紫微の乱読部屋 at blog

活字中毒患者の乱読っぷりを披露。主にミステリーを中心に紹介します。

『ALONE TOGETHER』本多孝好

2005年06月27日 | は行の作家
MISSING』に続いて、久々の本多さん。前回とは違って、長編なのです。
カバー裏にあるあらすじを見ているとそうでもないのですが、最初の
2・3ページを読んだだけで、ぐぐぐっと物語に引き込まれます。

かなりの努力とお金をかけて入学した医大を、いとも簡単に辞めてしまった
「僕」。フリースクールで講師のバイトをしなら過ごした3年後、脳神経学の
教授に突然呼びだされ、「ある女性を守ってほしい」と頼まれます。
「僕」と教授との接点は、学生時代「僕」が教授の授業を数回受けただけの
こと。

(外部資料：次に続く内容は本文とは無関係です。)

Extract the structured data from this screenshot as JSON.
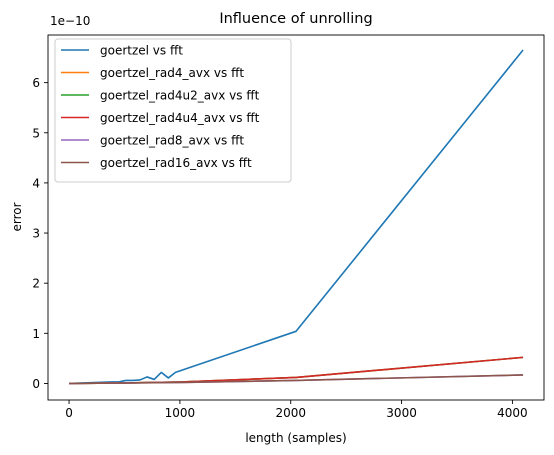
{
  "chart_data": {
    "type": "line",
    "title": "Influence of unrolling",
    "xlabel": "length (samples)",
    "ylabel": "error",
    "offset_text": "1e−10",
    "xlim": [
      -190,
      4285
    ],
    "ylim": [
      -0.33,
      6.95
    ],
    "y_scale_note": "values in units of 1e-10",
    "xticks": [
      0,
      1000,
      2000,
      3000,
      4000
    ],
    "yticks": [
      0,
      1,
      2,
      3,
      4,
      5,
      6
    ],
    "xtick_labels": [
      "0",
      "1000",
      "2000",
      "3000",
      "4000"
    ],
    "ytick_labels": [
      "0",
      "1",
      "2",
      "3",
      "4",
      "5",
      "6"
    ],
    "grid": false,
    "legend_position": "top-left",
    "series": [
      {
        "name": "goertzel vs fft",
        "color": "#1f77b4",
        "x": [
          0,
          128,
          256,
          384,
          448,
          512,
          576,
          640,
          704,
          768,
          832,
          896,
          960,
          2048,
          4096
        ],
        "y": [
          0,
          0.01,
          0.02,
          0.03,
          0.03,
          0.06,
          0.06,
          0.07,
          0.13,
          0.08,
          0.22,
          0.11,
          0.22,
          1.04,
          6.65
        ]
      },
      {
        "name": "goertzel_rad4_avx vs fft",
        "color": "#ff7f0e",
        "x": [
          0,
          512,
          1024,
          2048,
          4096
        ],
        "y": [
          0,
          0.01,
          0.03,
          0.12,
          0.52
        ]
      },
      {
        "name": "goertzel_rad4u2_avx vs fft",
        "color": "#2ca02c",
        "x": [
          0,
          512,
          1024,
          2048,
          4096
        ],
        "y": [
          0,
          0.01,
          0.03,
          0.12,
          0.52
        ]
      },
      {
        "name": "goertzel_rad4u4_avx vs fft",
        "color": "#d62728",
        "x": [
          0,
          512,
          1024,
          2048,
          4096
        ],
        "y": [
          0,
          0.01,
          0.03,
          0.12,
          0.52
        ]
      },
      {
        "name": "goertzel_rad8_avx vs fft",
        "color": "#9467bd",
        "x": [
          0,
          512,
          1024,
          2048,
          4096
        ],
        "y": [
          0,
          0.01,
          0.02,
          0.06,
          0.17
        ]
      },
      {
        "name": "goertzel_rad16_avx vs fft",
        "color": "#8c564b",
        "x": [
          0,
          512,
          1024,
          2048,
          4096
        ],
        "y": [
          0,
          0.01,
          0.02,
          0.06,
          0.17
        ]
      }
    ]
  }
}
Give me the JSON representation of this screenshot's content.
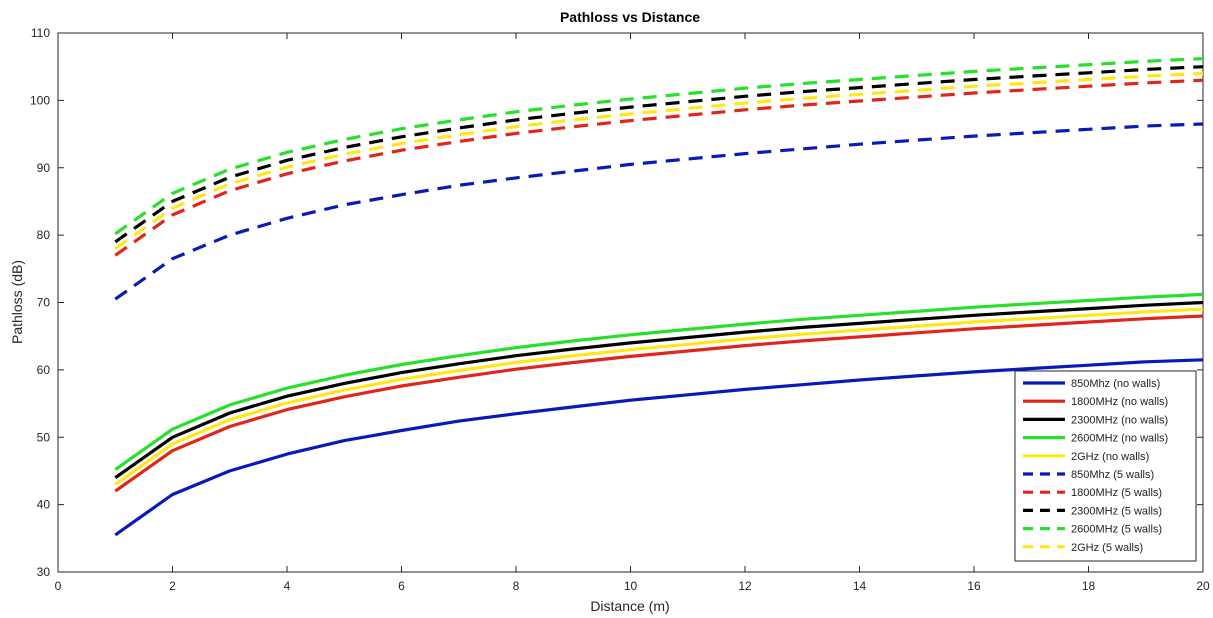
{
  "chart_data": {
    "type": "line",
    "title": "Pathloss vs Distance",
    "xlabel": "Distance (m)",
    "ylabel": "Pathloss (dB)",
    "xlim": [
      0,
      20
    ],
    "ylim": [
      30,
      110
    ],
    "xticks": [
      0,
      2,
      4,
      6,
      8,
      10,
      12,
      14,
      16,
      18,
      20
    ],
    "yticks": [
      30,
      40,
      50,
      60,
      70,
      80,
      90,
      100,
      110
    ],
    "grid": false,
    "legend_position": "bottom-right",
    "x": [
      1,
      2,
      3,
      4,
      5,
      6,
      7,
      8,
      9,
      10,
      11,
      12,
      13,
      14,
      15,
      16,
      17,
      18,
      19,
      20
    ],
    "series": [
      {
        "name": "850Mhz (no walls)",
        "color": "#0a1ab8",
        "dash": "solid",
        "values": [
          35.5,
          41.5,
          45.0,
          47.5,
          49.5,
          51.0,
          52.4,
          53.5,
          54.5,
          55.5,
          56.3,
          57.1,
          57.8,
          58.5,
          59.1,
          59.7,
          60.2,
          60.7,
          61.2,
          61.5
        ]
      },
      {
        "name": "1800MHz (no walls)",
        "color": "#e0261c",
        "dash": "solid",
        "values": [
          42.0,
          48.0,
          51.6,
          54.1,
          56.0,
          57.6,
          58.9,
          60.1,
          61.1,
          62.0,
          62.8,
          63.6,
          64.3,
          64.9,
          65.5,
          66.1,
          66.6,
          67.1,
          67.6,
          68.0
        ]
      },
      {
        "name": "2300MHz (no walls)",
        "color": "#000000",
        "dash": "solid",
        "values": [
          44.0,
          50.0,
          53.6,
          56.1,
          58.0,
          59.6,
          60.9,
          62.1,
          63.1,
          64.0,
          64.8,
          65.6,
          66.3,
          66.9,
          67.5,
          68.1,
          68.6,
          69.1,
          69.6,
          70.0
        ]
      },
      {
        "name": "2600MHz (no walls)",
        "color": "#27e02a",
        "dash": "solid",
        "values": [
          45.2,
          51.2,
          54.8,
          57.3,
          59.2,
          60.8,
          62.1,
          63.3,
          64.3,
          65.2,
          66.0,
          66.8,
          67.5,
          68.1,
          68.7,
          69.3,
          69.8,
          70.3,
          70.8,
          71.2
        ]
      },
      {
        "name": "2GHz (no walls)",
        "color": "#ffe81a",
        "dash": "solid",
        "values": [
          43.0,
          49.0,
          52.6,
          55.1,
          57.0,
          58.6,
          59.9,
          61.1,
          62.1,
          63.0,
          63.8,
          64.6,
          65.3,
          65.9,
          66.5,
          67.1,
          67.6,
          68.1,
          68.6,
          69.0
        ]
      },
      {
        "name": "850Mhz (5 walls)",
        "color": "#0a1ab8",
        "dash": "dashed",
        "values": [
          70.5,
          76.5,
          80.0,
          82.5,
          84.5,
          86.0,
          87.4,
          88.5,
          89.5,
          90.5,
          91.3,
          92.1,
          92.8,
          93.5,
          94.1,
          94.7,
          95.2,
          95.7,
          96.2,
          96.5
        ]
      },
      {
        "name": "1800MHz (5 walls)",
        "color": "#e0261c",
        "dash": "dashed",
        "values": [
          77.0,
          83.0,
          86.6,
          89.1,
          91.0,
          92.6,
          93.9,
          95.1,
          96.1,
          97.0,
          97.8,
          98.6,
          99.3,
          99.9,
          100.5,
          101.1,
          101.6,
          102.1,
          102.6,
          103.0
        ]
      },
      {
        "name": "2300MHz (5 walls)",
        "color": "#000000",
        "dash": "dashed",
        "values": [
          79.0,
          85.0,
          88.6,
          91.1,
          93.0,
          94.6,
          95.9,
          97.1,
          98.1,
          99.0,
          99.8,
          100.6,
          101.3,
          101.9,
          102.5,
          103.1,
          103.6,
          104.1,
          104.6,
          105.0
        ]
      },
      {
        "name": "2600MHz (5 walls)",
        "color": "#27e02a",
        "dash": "dashed",
        "values": [
          80.2,
          86.2,
          89.8,
          92.3,
          94.2,
          95.8,
          97.1,
          98.3,
          99.3,
          100.2,
          101.0,
          101.8,
          102.5,
          103.1,
          103.7,
          104.3,
          104.8,
          105.3,
          105.8,
          106.2
        ]
      },
      {
        "name": "2GHz (5 walls)",
        "color": "#ffe81a",
        "dash": "dashed",
        "values": [
          78.0,
          84.0,
          87.6,
          90.1,
          92.0,
          93.6,
          94.9,
          96.1,
          97.1,
          98.0,
          98.8,
          99.6,
          100.3,
          100.9,
          101.5,
          102.1,
          102.6,
          103.1,
          103.6,
          104.0
        ]
      }
    ]
  }
}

当時「僕」は、1度だけ教授に質問をしました。「脳に呪いの入る
隙はあるのか」と。権威といわれた教授の答えは、「その可能性を否定する
ことはできない」。それを聞いたがために、「僕」は大学を辞したのです。

とまあ、こんな前フリを喰らって読まずにおけるか、ということで、
一気読みです(笑)。ただ、どこに触れてもネタバレになりそうなので、
感想を書くのが難しいのですが…。ひと言でいえば、「僕」は依頼された
ことを成し遂げることで、自分の存在を認めるようになるのではないかと。
でも、そんなに簡単なことでもないしな(笑)。…何を書いているのか
分からないかもしれませんね(^^;)。もしかしたら、この物語は、
あるがままをそのまま受け止めればいい作品なのかもしれませんね。
読むだけで、深く考えない方がいい。というのも、普段はできるだけ
見ないようにしている自分のホンネを意識してしまって、ちょっとブルーに
なってしまいました(笑)。でも私は楽観的に生きてきたから、ここまで
生きてこられたけれども、「痛い」ことを、嘆かず悲しまず、しかも誰の
せいにもせず、ただ「痛い」状態のままにしておく「僕」と学園の子供たち。
彼らのことを考えれば考えるほど、どつぼにはまって抜けられなくなります(笑)。

ただ、最後に救いとまではいかないけれども、ほんの少しだけでも“希望”を
残してくれてあるので、読んでいる方はそれで救われます。そして、
水柿くんを思わせる「僕」の思考も、もしかしたら、ホントは健全なのかも(笑)。


ALONE TOGETHER』本多孝好(双葉文庫)

1 コメント

コメント日が  古い順  |   新しい順
またお邪魔します ^^ (tamayuraxx)
2005-12-13 21:03:01
どこを触れてもネタばれに・・・確かにそうですね。

何の前知識もなく読んだので、少し驚いた作品でした。